En todas las discusiones sobre islam e islamofobia está presente el elemento VELO, un asunto complicado que muchos quieren despachar de acuerdo con la lógica de política liberal de que las mujeres deberían tener los mismos derechos a la dignidad que los varones, que todos somos ciudadanos iguales y tal.
Esto de la igualdad y la dignidad, aparte de ser una boutade que no dice nada, no tiene en cuenta que las mujeres occidentales hubieron de ganarse trabajosamente el derecho a muchas cosas -teniendo a veces que aliarse con agentes imprevistos, como hicieron las sufragettes con la industria tabacalera bajo un colosal evento propagandístico organizado por el ínclito Paul Bernays-; ni tampoco el hecho de que hay muchas personas en el seno de nuestra sociedad que ni viven dignamente ni porras; es más, si el problema que tienen es económico, este problema se despacha rápidamente culpando a cada sujeto de su propio destino, por ser vago, o bien echando la pelota al rival preguntándole si acaso es comunista y querría que todos diesen a los pobres la gallina que él mismo se negaría a compartir. Etcétera.
Sin embargo, nos extraña que en las discusiones sobre el elemento VELO nadie mencione lo mucho que nuestras sociedades dependen de una cierta erótica, una erótica visual, de la observación pasiva, que ejerce quien es capaz de deleitarse sin tocar o, al menos, sin agredir a la mujer cuando el observador en cuestión se excita. Esta erótica de la observación pasiva del espectador está presente en mil aspectos de nuestra vida cotidiana, los occidentales hemos desarrollado un régimen estético y afectivo-sexual que nos caracteriza y que es concomitante de otras dinámicas culturales en el plano del arte, la representación política y demás. De tal manera que una mujer con velo no sólo revela su carácter de propiedad exclusiva de su marido, en menoscabo de su dignidad; también revela la imposibilidad que tenemos el resto de personas de ponernos cachondas al mirarla y, sin embargo, no agredirla.
Este es, en efecto, un derecho tácito que nuestra cotidianeidad estética ha impuesto en nuestro mundo, un derecho que reclama satisfacción. Todos somos propietarios visuales de los labios y los pechos y el culo de las mujeres de todos, así como del de las mujeres de nadie, propietarios auditivos de los paseíllos de tacones, propietarios olfativos de las fragancias cuyos fabricantes asedian a las mujeres cada día bajo la amenaza de que no son nadie si no se apropian de los afectos de los machos observadores. E igualmente, las mujeres son propietarias de nuestros paquetes apretados, de nuestros tatuajes de última moda, y de nuestros pelitos parecidos a los del último fichaje del Real Madrid.
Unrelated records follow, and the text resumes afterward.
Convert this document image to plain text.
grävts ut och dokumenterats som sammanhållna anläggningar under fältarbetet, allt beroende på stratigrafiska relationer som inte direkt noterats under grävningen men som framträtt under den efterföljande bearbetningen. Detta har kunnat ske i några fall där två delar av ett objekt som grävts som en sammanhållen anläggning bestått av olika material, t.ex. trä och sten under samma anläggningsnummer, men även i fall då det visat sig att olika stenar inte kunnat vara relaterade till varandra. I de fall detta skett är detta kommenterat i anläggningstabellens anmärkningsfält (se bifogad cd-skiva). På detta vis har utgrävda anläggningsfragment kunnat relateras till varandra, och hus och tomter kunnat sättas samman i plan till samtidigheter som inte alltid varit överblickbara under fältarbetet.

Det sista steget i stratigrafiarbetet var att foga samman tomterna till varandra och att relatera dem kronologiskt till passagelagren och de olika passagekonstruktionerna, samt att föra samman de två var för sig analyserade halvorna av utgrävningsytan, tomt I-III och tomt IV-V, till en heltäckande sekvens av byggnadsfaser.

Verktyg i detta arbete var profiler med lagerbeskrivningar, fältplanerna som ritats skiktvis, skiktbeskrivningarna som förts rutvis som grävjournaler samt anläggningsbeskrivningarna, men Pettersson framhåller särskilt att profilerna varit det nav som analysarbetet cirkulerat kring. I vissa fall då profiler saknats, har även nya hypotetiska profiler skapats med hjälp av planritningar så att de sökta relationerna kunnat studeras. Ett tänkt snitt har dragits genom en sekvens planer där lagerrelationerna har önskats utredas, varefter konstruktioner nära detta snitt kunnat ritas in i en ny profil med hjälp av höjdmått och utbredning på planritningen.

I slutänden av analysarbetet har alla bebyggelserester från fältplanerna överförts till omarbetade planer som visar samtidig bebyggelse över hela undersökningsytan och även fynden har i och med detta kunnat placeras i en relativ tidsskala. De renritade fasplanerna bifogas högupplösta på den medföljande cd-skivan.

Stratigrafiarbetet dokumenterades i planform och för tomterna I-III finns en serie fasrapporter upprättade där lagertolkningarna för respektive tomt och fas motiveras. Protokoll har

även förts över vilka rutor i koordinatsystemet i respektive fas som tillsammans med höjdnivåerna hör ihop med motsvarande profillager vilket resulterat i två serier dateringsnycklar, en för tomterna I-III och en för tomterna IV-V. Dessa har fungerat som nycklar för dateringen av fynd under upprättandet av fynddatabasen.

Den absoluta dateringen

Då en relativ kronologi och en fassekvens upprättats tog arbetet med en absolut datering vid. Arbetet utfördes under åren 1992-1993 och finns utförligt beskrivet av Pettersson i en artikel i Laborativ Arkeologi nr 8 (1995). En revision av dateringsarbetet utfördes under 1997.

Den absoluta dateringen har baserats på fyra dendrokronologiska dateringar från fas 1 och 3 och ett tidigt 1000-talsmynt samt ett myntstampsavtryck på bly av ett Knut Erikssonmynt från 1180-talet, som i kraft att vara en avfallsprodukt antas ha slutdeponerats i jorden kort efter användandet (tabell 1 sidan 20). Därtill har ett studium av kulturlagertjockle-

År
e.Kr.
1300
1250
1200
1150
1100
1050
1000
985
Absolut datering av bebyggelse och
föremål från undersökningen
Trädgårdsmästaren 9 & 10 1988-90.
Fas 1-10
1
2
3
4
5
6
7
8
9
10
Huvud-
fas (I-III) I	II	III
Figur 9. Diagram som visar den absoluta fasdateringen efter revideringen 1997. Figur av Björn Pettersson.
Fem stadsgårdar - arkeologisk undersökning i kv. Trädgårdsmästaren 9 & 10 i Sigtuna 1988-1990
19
Nadie debe hurtarnos este derecho, porque quien lo hace nos hurta un dominio en el que ejercemos nuestras facultades de observación, cotejo, seducción y autodominio sexual.
Sobre todo, nadie debe hurtar a los fabricantes de perfumes, ropa de moda, adminículos absurdos, etc. ni a los peluqueros el derecho a establecerse como intermediarios de la co-propiedad colectiva de todos los cuerpos desnudos, insinuantes, marcados, aderezados, desfigurados. Es un atentado a demasiadas cosas. Es como si me prohibieran pasear mi Cadillac por la calle, aunque no exactamente como si me impidieran pasear mi carrito de la compra.